ビートレスとは、長谷敏司氏による日本SF小説です。単行本は2012年10月10日発売。高度な人型のAIが多数出てくる世界観で、最近その設定されている概念が現実化されてきたと感じるニュースが多かったので、まとめてみました。AI時代の世界観、価値観の想像力を鍛えられる、大変刺激的で面白い作品なのでお勧めです。
長谷さんが設定された世界観の内容は、Analoghack Open Resourceとして公開されています。

<ストーリー>
22世紀初頭、社会のほとんどをhIEと呼ばれる人型ロボットに任せた世界。21世紀中ごろに超高度AIと呼ばれる汎用人工知能が完成し、人類知能を凌駕、人類はみずからよりはるかに高度な知性を持つ道具とともに生きていた。100年あまりで急激に進行した少子高齢化により労働力は大幅に減少したが、その穴をhIEが埋めることで社会は高度に自動化され、生活は21世紀初頭よりも豊かになっていた。
そんななか、hIEの行動管理クラウドのプラットフォーム企業「ミームフレーム社」の研究所から5体のレイシア級hIEが逃亡する。「モノ」が「ヒト」を超える知性を得たとき、「ヒト」が「モノ」を使うのか、「モノ」が「ヒト」を使うのかといったテーマと、「ヒト」と「モノ」のボーイ・ミーツ・ガールを描く。

wikipedia

「国際人工知性機構」(IAIA:The International Artificial Intelligence Agency)

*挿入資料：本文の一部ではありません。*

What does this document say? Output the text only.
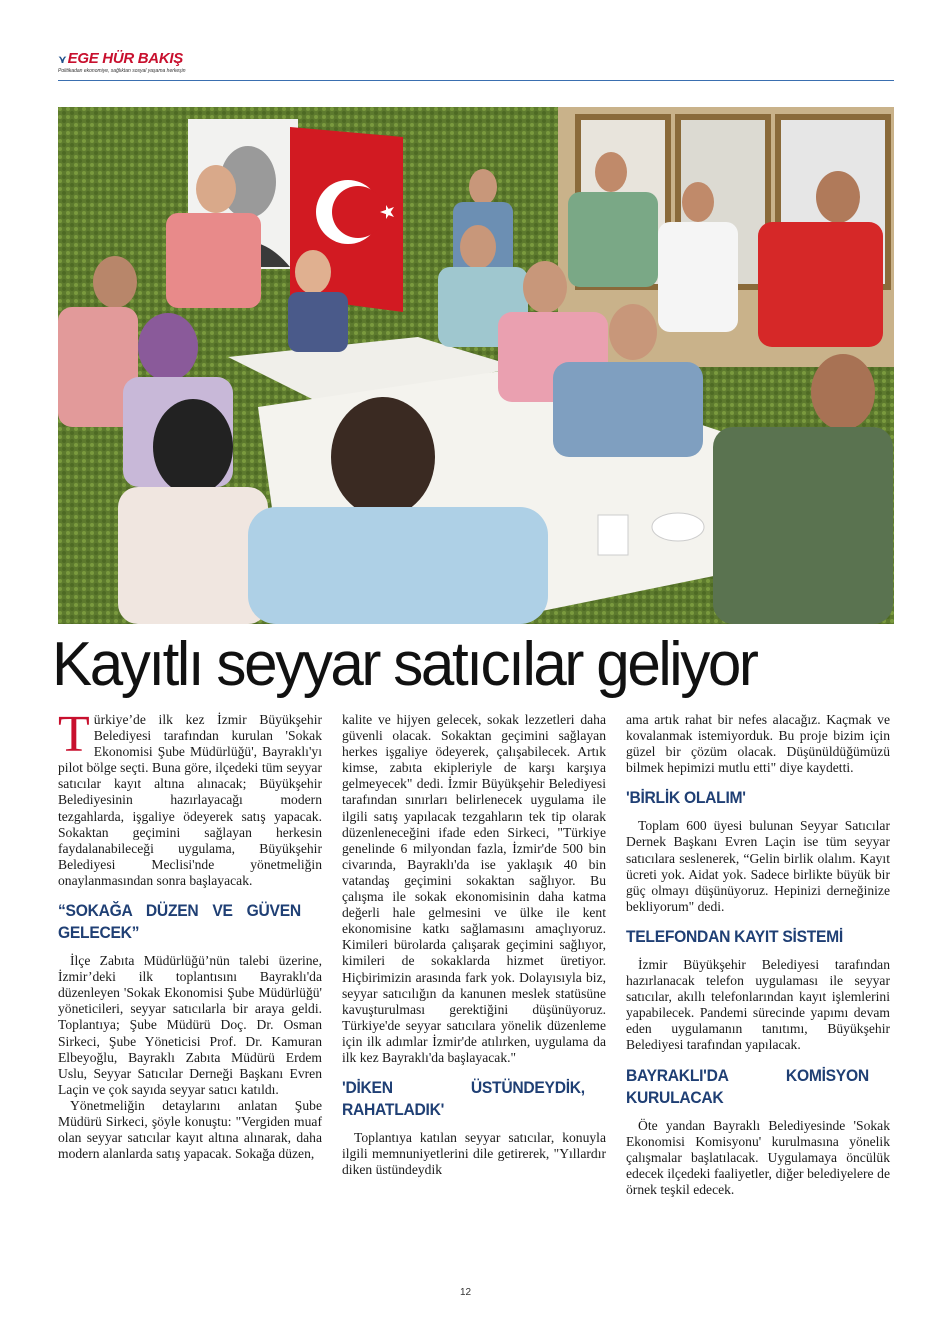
⋎EGE HÜR BAKIŞ
Politikadan ekonomiye, sağlıktan sosyal yaşama herkeşin
Kayıtlı seyyar satıcılar geliyor

Türkiye’de ilk kez İzmir Büyükşehir Belediyesi tarafından kurulan 'Sokak Ekonomisi Şube Müdürlüğü', Bayraklı'yı pilot bölge seçti. Buna göre, ilçedeki tüm seyyar satıcılar kayıt altına alınacak; Büyükşehir Belediyesinin hazırlayacağı modern tezgahlarda, işgaliye ödeyerek satış yapacak. Sokaktan geçimini sağlayan herkesin faydalanabileceği uygulama, Büyükşehir Belediyesi Meclisi'nde yönetmeliğin onaylanmasından sonra başlayacak.

“SOKAĞA DÜZEN VE GÜVEN GELECEK”

İlçe Zabıta Müdürlüğü’nün talebi üzerine, İzmir’deki ilk toplantısını Bayraklı'da düzenleyen 'Sokak Ekonomisi Şube Müdürlüğü' yöneticileri, seyyar satıcılarla bir araya geldi. Toplantıya; Şube Müdürü Doç. Dr. Osman Sirkeci, Şube Yöneticisi Prof. Dr. Kamuran Elbeyoğlu, Bayraklı Zabıta Müdürü Erdem Uslu, Seyyar Satıcılar Derneği Başkanı Evren Laçin ve çok sayıda seyyar satıcı katıldı.

Yönetmeliğin detaylarını anlatan Şube Müdürü Sirkeci, şöyle konuştu: "Vergiden muaf olan seyyar satıcılar kayıt altına alınarak, daha modern alanlarda satış yapacak. Sokağa düzen,

kalite ve hijyen gelecek, sokak lezzetleri daha güvenli olacak. Sokaktan geçimini sağlayan herkes işgaliye ödeyerek, çalışabilecek. Artık kimse, zabıta ekipleriyle de karşı karşıya gelmeyecek" dedi. İzmir Büyükşehir Belediyesi tarafından sınırları belirlenecek uygulama ile ilgili satış yapılacak tezgahların tek tip olarak düzenleneceğini ifade eden Sirkeci, "Türkiye genelinde 6 milyondan fazla, İzmir'de 500 bin civarında, Bayraklı'da ise yaklaşık 40 bin vatandaş geçimini sokaktan sağlıyor. Bu çalışma ile sokak ekonomisinin daha katma değerli hale gelmesini ve ülke ile kent ekonomisine katkı sağlamasını amaçlıyoruz. Kimileri bürolarda çalışarak geçimini sağlıyor, kimileri de sokaklarda hizmet üretiyor. Hiçbirimizin arasında fark yok. Dolayısıyla biz, seyyar satıcılığın da kanunen meslek statüsüne kavuşturulması gerektiğini düşünüyoruz. Türkiye'de seyyar satıcılara yönelik düzenleme için ilk adımlar İzmir'de atılırken, uygulama da ilk kez Bayraklı'da başlayacak."

'DİKEN ÜSTÜNDEYDİK, RAHATLADIK'

Toplantıya katılan seyyar satıcılar, konuyla ilgili memnuniyetlerini dile getirerek, "Yıllardır diken üstündeydik

ama artık rahat bir nefes alacağız. Kaçmak ve kovalanmak istemiyorduk. Bu proje bizim için güzel bir çözüm olacak. Düşünüldüğümüzü bilmek hepimizi mutlu etti" diye kaydetti.

'BİRLİK OLALIM'

Toplam 600 üyesi bulunan Seyyar Satıcılar Dernek Başkanı Evren Laçin ise tüm seyyar satıcılara seslenerek, “Gelin birlik olalım. Kayıt ücreti yok. Aidat yok. Sadece birlikte büyük bir güç olmayı düşünüyoruz. Hepinizi derneğinize bekliyorum" dedi.

TELEFONDAN KAYIT SİSTEMİ

İzmir Büyükşehir Belediyesi tarafından hazırlanacak telefon uygulaması ile seyyar satıcılar, akıllı telefonlarından kayıt işlemlerini yapabilecek. Pandemi sürecinde yapımı devam eden uygulamanın tanıtımı, Büyükşehir Belediyesi tarafından yapılacak.

BAYRAKLI'DA KOMİSYON KURULACAK

Öte yandan Bayraklı Belediyesinde 'Sokak Ekonomisi Komisyonu' kurulmasına yönelik çalışmalar başlatılacak. Uygulamaya öncülük edecek ilçedeki faaliyetler, diğer belediyelere de örnek teşkil edecek.

12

「国際人工知性機構」(IAIA:The International Artificial Intelligence Agency)は、アメリカのマサチューセッツに本拠を置く国際機関です。
 IAIAは、IAIA憲章に基づいて2054年に設立されました。
 超高度AIが人類の発展のために正常に管理されて運用されていることを監視することを、その設立目的としています。
 IAIA憲章に基づき、「超高度AIと人間社会の共存に関わる条約」を締結し、締結国同士の仲立ちを行い、必要な情報収集を独自に行うことを組織目的とします。条約については、正式名称ではありませんが「IAIA条約」で通ります。正式名称で呼ばれることが一般の場ではほとんどない条約名でもあります。
 IAIAは、人間に対しては独自の捜査権や逮捕権などを持つわけではありませんが、条約締結国の警察機関にそれを要求することができます。
 また、条約締結国において、超高度AIおよび高度AIに関わる調査を行う権利と、査察を要求する権利を持っています。
 超高度AI《アストライア》を運用しており、常に超高度AIの影響を監視し続けています。

Analoghack Open Resource

グテレス国連事務総長は12日、ニューヨークの国連本部で記者会見し、急速に進化する人工知能(AI)を管理するため、国際原子力機関(IAEA)に似た国際機関を設置するべきだとの意見に「賛同する」と述べた。

アナログハック

アナログハックとは、「人間のかたちをしたもの」に人間がさまざまな感情を持ってしまう性質を利用して、人間の意識に直接ハッキング(解析・改変)を仕掛けることです。 
 人間は、人間の〝かたち〟をしたものに反応する本能を持っています。たとえば〝笑顔〟を描いた絵や映像を見ることで幸福な気持ちになることができます。あるいは、警官の絵を描いただけの看板を見て、警戒心を呼び起こされて車のスピードをゆるめたりします。
 これは脳が持つ性質から、人間の意識が無意識にそう動くものです。
 ですが、この性質は、我々の感情や意識が、〝人間のかたち〟をつくことで接触可能な、悪用のおそれがあるセキュリティホールを持っているのだとも言えます。

Analoghack Open Resource

創設者で写真共有アプリSnapchat(スナップチャット)に180万人のフォロワーを持つ人気インフルエンサーのカリン・マージョリーのツイートによれば、利用者数は5月10日までに500%増加。23歳のマージョリーは、1分当たり1ドル(約136円)を支払ってでも彼女と仮想チャットを楽しみたい1000人以上のファンから、これまでに7万1610ドル(約970万円)超の収益を得たという。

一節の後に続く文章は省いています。